Question

How do you simplify $\dfrac{1}{{2 + 3i}}$ and write in $a + bi$ form?

Answer 1

For solving such types of questions you have to first see the denominator. Here, in the denominator, there is a complex number. So whenever you have a complex number in a denominator you have to multiply the number by its opposite number. So after that, you will get a real number in the denominator.

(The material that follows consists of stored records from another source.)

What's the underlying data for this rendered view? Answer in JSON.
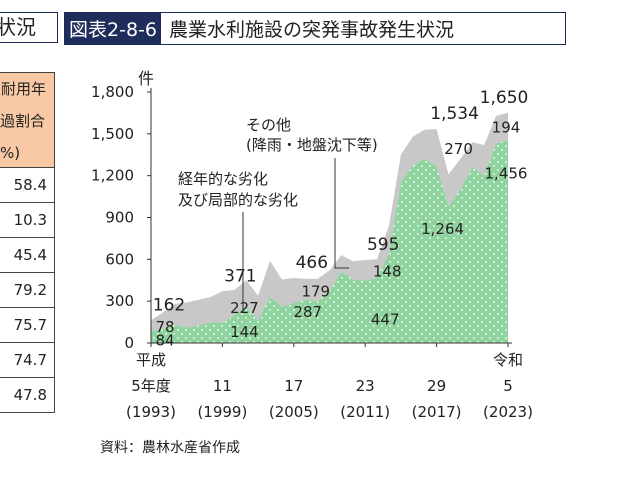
{
  "header": {
    "left_fragment": "状況",
    "badge": "図表2-8-6",
    "title": "農業水利施設の突発事故発生状況"
  },
  "side_table": {
    "header_lines": [
      "耐用年",
      "過割合",
      "%)"
    ],
    "values": [
      "58.4",
      "10.3",
      "45.4",
      "79.2",
      "75.7",
      "74.7",
      "47.8"
    ]
  },
  "source_note": "資料：農林水産省作成",
  "colors": {
    "aging": "#8fd49f",
    "other": "#c8c8c8",
    "dots": "#ffffff"
  },
  "chart_data": {
    "type": "area",
    "ylabel": "件",
    "ylim": [
      0,
      1800
    ],
    "yticks": [
      "1,800",
      "1,500",
      "1,200",
      "900",
      "600",
      "300",
      "0"
    ],
    "xticks": [
      {
        "year": 1993,
        "lines": [
          "平成",
          "5年度",
          "(1993)"
        ]
      },
      {
        "year": 1999,
        "lines": [
          "",
          "11",
          "(1999)"
        ]
      },
      {
        "year": 2005,
        "lines": [
          "",
          "17",
          "(2005)"
        ]
      },
      {
        "year": 2011,
        "lines": [
          "",
          "23",
          "(2011)"
        ]
      },
      {
        "year": 2017,
        "lines": [
          "",
          "29",
          "(2017)"
        ]
      },
      {
        "year": 2023,
        "lines": [
          "令和",
          "5",
          "(2023)"
        ]
      }
    ],
    "series": [
      {
        "name": "経年的な劣化及び局部的な劣化",
        "x": [
          1993,
          1994,
          1995,
          1996,
          1997,
          1998,
          1999,
          2000,
          2001,
          2002,
          2003,
          2004,
          2005,
          2006,
          2007,
          2008,
          2009,
          2010,
          2011,
          2012,
          2013,
          2014,
          2015,
          2016,
          2017,
          2018,
          2019,
          2020,
          2021,
          2022,
          2023
        ],
        "values": [
          84,
          100,
          130,
          110,
          125,
          150,
          144,
          200,
          260,
          160,
          330,
          260,
          287,
          310,
          300,
          370,
          510,
          455,
          447,
          470,
          640,
          1150,
          1270,
          1320,
          1264,
          980,
          1100,
          1260,
          1200,
          1430,
          1456
        ]
      },
      {
        "name": "その他(降雨・地盤沈下等)",
        "x": [
          1993,
          1994,
          1995,
          1996,
          1997,
          1998,
          1999,
          2000,
          2001,
          2002,
          2003,
          2004,
          2005,
          2006,
          2007,
          2008,
          2009,
          2010,
          2011,
          2012,
          2013,
          2014,
          2015,
          2016,
          2017,
          2018,
          2019,
          2020,
          2021,
          2022,
          2023
        ],
        "values": [
          78,
          120,
          150,
          180,
          185,
          180,
          227,
          180,
          190,
          180,
          260,
          195,
          179,
          150,
          160,
          150,
          120,
          130,
          148,
          130,
          200,
          200,
          210,
          210,
          270,
          230,
          220,
          180,
          220,
          200,
          194
        ]
      }
    ],
    "totals": [
      {
        "year": 1993,
        "value": "162"
      },
      {
        "year": 1999,
        "value": "371"
      },
      {
        "year": 2005,
        "value": "466"
      },
      {
        "year": 2011,
        "value": "595"
      },
      {
        "year": 2017,
        "value": "1,534"
      },
      {
        "year": 2023,
        "value": "1,650"
      }
    ],
    "labels_aging": [
      {
        "year": 1993,
        "value": "84"
      },
      {
        "year": 1999,
        "value": "144"
      },
      {
        "year": 2005,
        "value": "287"
      },
      {
        "year": 2011,
        "value": "447"
      },
      {
        "year": 2017,
        "value": "1,264"
      },
      {
        "year": 2023,
        "value": "1,456"
      }
    ],
    "labels_other": [
      {
        "year": 1993,
        "value": "78"
      },
      {
        "year": 1999,
        "value": "227"
      },
      {
        "year": 2005,
        "value": "179"
      },
      {
        "year": 2011,
        "value": "148"
      },
      {
        "year": 2017,
        "value": "270"
      },
      {
        "year": 2023,
        "value": "194"
      }
    ],
    "annotations": {
      "aging_lines": [
        "経年的な劣化",
        "及び局部的な劣化"
      ],
      "other_lines": [
        "その他",
        "(降雨・地盤沈下等)"
      ]
    }
  }
}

Complete step by step answer:
So, for simplifying this equation we have to follow the below-given steps.
Now, assume you have a number $ai$ so the opposite of this number will be $- ai$.
Now, assume you have a number $c + ai$ so the opposite of this number will be $c - ai$.
Here, in this question, the denominator is a complex number so we have to multiply the number by its opposite number.
The denominator of the given number is $2 + 3i$ so the opposite of these numbers is $2 - 3i$.
So we will multiply the denominator and numerator by $2 - 3i$.
After multiplying the denominator and numerator by $2 - 3i$ we get,
$\begin{gathered} \Rightarrow \dfrac{1}{{2 + 3i}} \times \dfrac{{2 - 3i}}{{2 - 3i}} \\\ \Rightarrow \dfrac{{2 - 3i}}{{{2^2} - {{(3i)}^2}}} \\\ \Rightarrow \dfrac{{2 - 3i}}{{4 - 9{i^2}}} \\\ \end{gathered}$
Here, ${i^2} = - 1$
So, after substituting the value of ${i^2}$we get,
$\Rightarrow \dfrac{{2 - 3i}}{{4 - 9( - 1)}} \\\ \Rightarrow \dfrac{{2 - 3i}}{{4 + 9}} \\\ \Rightarrow \dfrac{{2 - 3i}}{{13}} \\\ \Rightarrow \dfrac{2}{{13}} - i\dfrac{3}{{13}} \\\$

So after comparing $\dfrac{2}{{13}} - i\dfrac{3}{{13}}$ to $a + bi$we get
Value of a is $\dfrac{2}{{13}}$ and value of b is $\dfrac{3}{{13}}$.

Note:
For solving such types of questions you should remember the opposite of $c + ai$ is $c - ai$. Sometimes students make mistakes by misunderstanding the opposite of $c + ai$ is $- c - ai$. If you misunderstood this thing then you will get the wrong answer.